= Dani Campbell =

American reality show personality

Dani Campbell is an American reality show personality who became notable in the lesbian community as a symbol of self-assurance, causing Curve to call her "the first lesbian girl next door", and the Miami Herald to declare her South Florida's "most eligible lesbian". She was the runner-up in the first bisexual dating reality show A Shot at Love with Tila Tequila and the final female contestant. Most recently, she appeared in the third season of Kourtney and Kim Take Miami on the episode "Lez-B-Honest", which aired January 27, 2013.

Campbell is a firefighter/paramedic in Fort Lauderdale, Florida. During the show, she revealed that she came out as a lesbian to her mother at 16 years old. She also said she does not identify as either a butch or femme lesbian but as a cross between the two, in her words, "futch".

Following the airing of the show, she was considered a "celesbian" and developed a following of lesbians of all ages. During the airing of the show, she emerged as a fan favorite. MTV reported that Campbell was the most popular celebrity on one of its websites (iamonmtv.com), with 28,000 fans.

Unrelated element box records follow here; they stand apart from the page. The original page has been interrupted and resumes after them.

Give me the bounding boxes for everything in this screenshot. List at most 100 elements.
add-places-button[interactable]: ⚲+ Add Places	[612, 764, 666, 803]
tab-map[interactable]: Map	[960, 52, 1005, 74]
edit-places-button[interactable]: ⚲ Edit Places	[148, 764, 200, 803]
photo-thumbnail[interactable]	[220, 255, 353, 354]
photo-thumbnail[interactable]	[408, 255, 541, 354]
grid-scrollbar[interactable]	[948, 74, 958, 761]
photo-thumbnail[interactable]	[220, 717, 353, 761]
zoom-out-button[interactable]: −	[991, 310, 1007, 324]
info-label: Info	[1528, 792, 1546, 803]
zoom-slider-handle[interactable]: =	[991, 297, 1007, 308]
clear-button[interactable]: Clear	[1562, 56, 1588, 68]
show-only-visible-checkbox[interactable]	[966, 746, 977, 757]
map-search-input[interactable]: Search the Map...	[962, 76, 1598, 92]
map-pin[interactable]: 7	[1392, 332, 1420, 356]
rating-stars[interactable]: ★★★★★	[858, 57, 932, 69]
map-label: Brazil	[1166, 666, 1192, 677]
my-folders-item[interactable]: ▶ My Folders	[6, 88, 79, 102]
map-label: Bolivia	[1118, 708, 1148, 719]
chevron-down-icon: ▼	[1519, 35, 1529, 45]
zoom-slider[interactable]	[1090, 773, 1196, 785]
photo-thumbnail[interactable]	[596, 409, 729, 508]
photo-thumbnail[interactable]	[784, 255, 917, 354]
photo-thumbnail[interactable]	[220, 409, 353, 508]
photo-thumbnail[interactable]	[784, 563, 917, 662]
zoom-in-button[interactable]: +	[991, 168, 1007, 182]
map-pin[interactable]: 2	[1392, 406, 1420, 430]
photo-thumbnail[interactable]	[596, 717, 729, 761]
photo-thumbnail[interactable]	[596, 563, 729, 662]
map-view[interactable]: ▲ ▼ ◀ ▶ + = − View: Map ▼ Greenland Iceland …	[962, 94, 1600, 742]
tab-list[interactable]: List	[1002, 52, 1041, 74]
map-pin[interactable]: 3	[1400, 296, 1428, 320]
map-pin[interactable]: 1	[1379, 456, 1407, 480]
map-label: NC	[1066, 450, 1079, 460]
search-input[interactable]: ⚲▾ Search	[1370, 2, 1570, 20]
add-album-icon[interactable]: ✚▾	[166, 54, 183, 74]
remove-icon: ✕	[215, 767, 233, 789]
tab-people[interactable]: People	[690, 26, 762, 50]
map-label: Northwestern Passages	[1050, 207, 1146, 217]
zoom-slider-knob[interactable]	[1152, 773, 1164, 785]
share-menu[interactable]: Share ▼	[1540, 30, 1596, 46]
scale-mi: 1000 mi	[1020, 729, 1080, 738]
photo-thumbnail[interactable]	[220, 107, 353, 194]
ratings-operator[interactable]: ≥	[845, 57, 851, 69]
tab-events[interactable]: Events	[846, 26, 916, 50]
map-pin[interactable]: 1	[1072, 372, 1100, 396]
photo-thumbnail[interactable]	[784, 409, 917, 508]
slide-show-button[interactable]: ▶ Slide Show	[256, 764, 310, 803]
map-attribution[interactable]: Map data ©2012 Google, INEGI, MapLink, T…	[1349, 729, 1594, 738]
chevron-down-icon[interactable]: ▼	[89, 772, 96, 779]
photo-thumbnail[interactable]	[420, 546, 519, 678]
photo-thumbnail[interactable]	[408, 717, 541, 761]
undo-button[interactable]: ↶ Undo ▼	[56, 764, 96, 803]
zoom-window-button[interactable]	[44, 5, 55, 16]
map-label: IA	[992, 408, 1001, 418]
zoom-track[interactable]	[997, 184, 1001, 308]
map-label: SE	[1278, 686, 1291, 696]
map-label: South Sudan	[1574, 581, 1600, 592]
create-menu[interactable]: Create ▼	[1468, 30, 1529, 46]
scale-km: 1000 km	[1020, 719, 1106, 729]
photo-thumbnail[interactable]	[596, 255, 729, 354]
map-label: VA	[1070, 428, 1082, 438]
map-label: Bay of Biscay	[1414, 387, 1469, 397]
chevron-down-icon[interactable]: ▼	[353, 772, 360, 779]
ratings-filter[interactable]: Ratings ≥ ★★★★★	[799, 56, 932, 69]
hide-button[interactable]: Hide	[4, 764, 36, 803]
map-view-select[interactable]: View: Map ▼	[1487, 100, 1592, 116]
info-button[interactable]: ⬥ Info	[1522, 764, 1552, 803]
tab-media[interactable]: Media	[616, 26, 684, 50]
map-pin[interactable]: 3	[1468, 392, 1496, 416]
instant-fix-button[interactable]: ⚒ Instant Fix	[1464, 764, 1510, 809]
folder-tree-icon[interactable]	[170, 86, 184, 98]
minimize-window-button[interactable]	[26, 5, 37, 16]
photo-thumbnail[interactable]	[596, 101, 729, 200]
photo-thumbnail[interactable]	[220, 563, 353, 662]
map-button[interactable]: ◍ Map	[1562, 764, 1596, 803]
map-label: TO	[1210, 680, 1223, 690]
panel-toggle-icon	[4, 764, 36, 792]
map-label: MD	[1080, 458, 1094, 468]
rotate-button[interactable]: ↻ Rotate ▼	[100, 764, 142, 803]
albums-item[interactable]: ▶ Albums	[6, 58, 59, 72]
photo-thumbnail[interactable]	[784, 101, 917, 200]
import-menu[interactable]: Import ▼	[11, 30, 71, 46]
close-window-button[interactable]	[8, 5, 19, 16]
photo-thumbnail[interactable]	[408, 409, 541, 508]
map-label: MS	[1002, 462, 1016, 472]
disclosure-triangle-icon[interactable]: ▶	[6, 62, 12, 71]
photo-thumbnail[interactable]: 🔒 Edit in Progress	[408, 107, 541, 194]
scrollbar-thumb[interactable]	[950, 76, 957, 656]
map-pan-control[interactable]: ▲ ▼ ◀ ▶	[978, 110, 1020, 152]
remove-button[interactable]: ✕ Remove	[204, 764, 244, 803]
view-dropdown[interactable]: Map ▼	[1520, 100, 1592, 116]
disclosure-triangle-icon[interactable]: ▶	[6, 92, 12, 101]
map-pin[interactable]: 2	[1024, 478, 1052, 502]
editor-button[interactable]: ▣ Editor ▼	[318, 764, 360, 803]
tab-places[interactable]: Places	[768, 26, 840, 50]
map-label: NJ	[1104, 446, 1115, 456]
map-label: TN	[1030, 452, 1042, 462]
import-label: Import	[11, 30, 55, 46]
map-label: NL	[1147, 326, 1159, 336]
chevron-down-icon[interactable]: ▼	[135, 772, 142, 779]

Campbell stated she was going to start a clothing line, called Futch Apparel, to cater to women like her who preferred gender-neutral or men's clothing in sizes appropriate for women. However, she instead operated a (now defunct) website called "Pink Boy Blue Girl" that sold only T-shirts and tank tops.

Campbell is a Democrat, endorsing Hillary Clinton in the 2016 presidential election.